There were some things I did enjoy while in Holland: being able to take a warm shower in the morning without having to wait at least an hour until the water is warm enough, reading the morning newspaper over coffee and breakfast, taking the train (and not having to sit in an overcrowded marshrutka!), taking a walk near the sea. But I did miss some things as well: the view of Ararat from our apartment window, the mountains in general (Holland is so flat and there are signs of human presence everywhere you look!) and in a funny way I missed the chaotic traffic in Yerevan. One of the first days I was riding in a car and I caught myself thinking: "Wow! All the drivers keep to the right lane!" Yes, it's true: that is really what I thought!! I guess that's how used I got to Yerevan traffic. And I had to get used to wearing a seat belt again. One time I took a taxi from the train station and I forgot to put the seat belt on. The taxi driver noticed that and waited, because he apparently didn't want to leave with me not wearing the seat belt. He didn't say anything at first however, and I had no clue what he was waiting for! Turned out it was my seat belt!

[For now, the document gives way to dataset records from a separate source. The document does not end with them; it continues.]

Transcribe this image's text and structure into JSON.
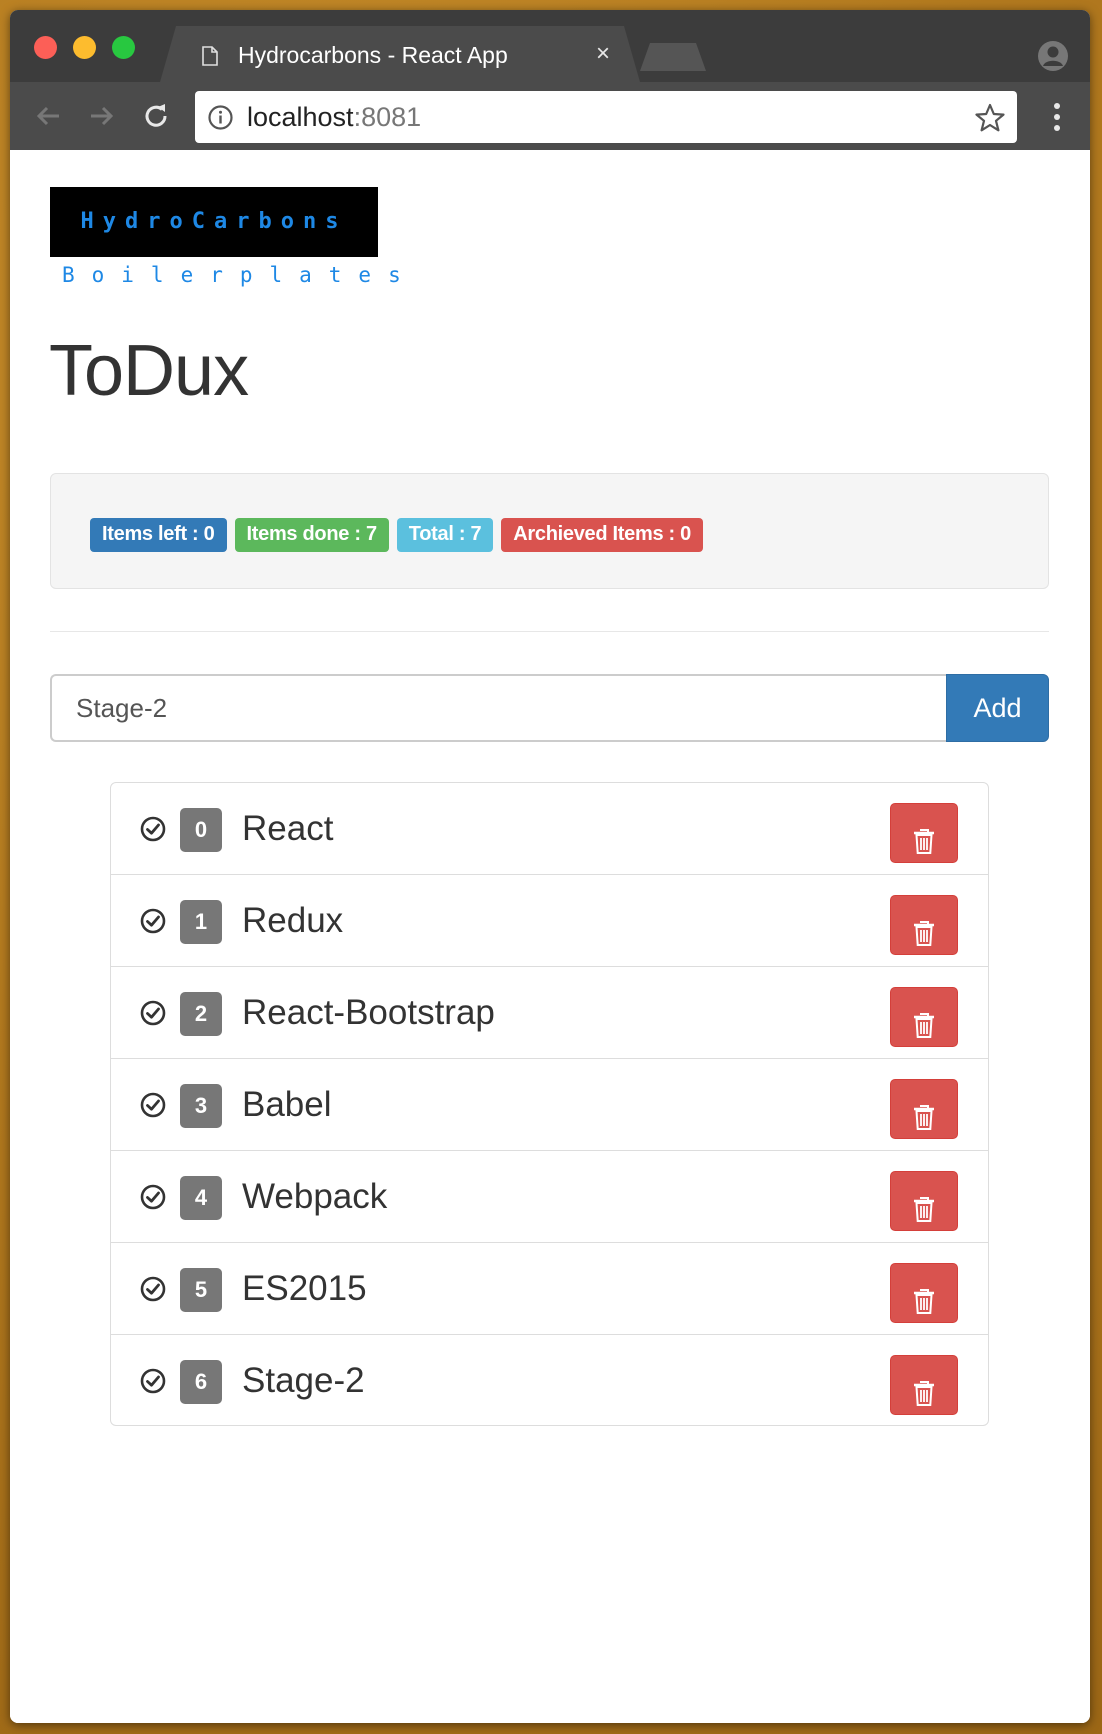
{
  "browser": {
    "tab_title": "Hydrocarbons - React App",
    "tab_close": "×",
    "url_host": "localhost",
    "url_port": ":8081"
  },
  "logo": {
    "top_text": "HydroCarbons",
    "bottom_text": "Boilerplates",
    "text_color": "#1e88e5"
  },
  "page": {
    "title": "ToDux"
  },
  "stats": [
    {
      "text": "Items left : 0",
      "color": "#337ab7"
    },
    {
      "text": "Items done : 7",
      "color": "#5cb85c"
    },
    {
      "text": "Total : 7",
      "color": "#5bc0de"
    },
    {
      "text": "Archieved Items : 0",
      "color": "#d9534f"
    }
  ],
  "form": {
    "input_value": "Stage-2",
    "add_label": "Add"
  },
  "todos": [
    {
      "index": "0",
      "text": "React",
      "icon": "check-circle-icon"
    },
    {
      "index": "1",
      "text": "Redux",
      "icon": "check-circle-icon"
    },
    {
      "index": "2",
      "text": "React-Bootstrap",
      "icon": "check-circle-icon"
    },
    {
      "index": "3",
      "text": "Babel",
      "icon": "check-circle-icon"
    },
    {
      "index": "4",
      "text": "Webpack",
      "icon": "check-circle-icon"
    },
    {
      "index": "5",
      "text": "ES2015",
      "icon": "check-circle-icon"
    },
    {
      "index": "6",
      "text": "Stage-2",
      "icon": "check-circle-icon"
    }
  ],
  "colors": {
    "primary": "#337ab7",
    "danger": "#d9534f",
    "badge": "#777777"
  }
}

I met most of my friends again, which was fun, having dinner together, catching up. Fortunately, the weather was great, so we were often able to have lunch or dinner outside in the garden or at an outside cafe. I can't remember the weather in Holland ever having been this nice in late September. Also I sorted out lots of stuff in my old apartment. My brother is living there now and he kindly but decidedly ordered me to clean out more closet space for him. It was surprising how easy it was to make the decision to throw things away now that I hadn't seen or been around them for some time and how easy it was to adjust to my apartment no longer being mine and to being a guest in the same apartment I used to live in for over six years.

It feels really good to be back home in Yerevan. It felt slightly weird being back in Holland, but it also made me realize that my home is no longer there: it is here in Armenia. Already while the plane was descending to Amsterdam Airport, I realized that I was happy I would leave again in ten days. While being back in Holland, I realized how glad I am that I moved to Armenia, how much I have there: good friends, my boyfriend, being able to work on projects that I enjoy working on, that I do with my heart. Not to say that everything in Armenia is always going supersmoothly, but despite that, I generally get much more satisfaction from my life in Armenia.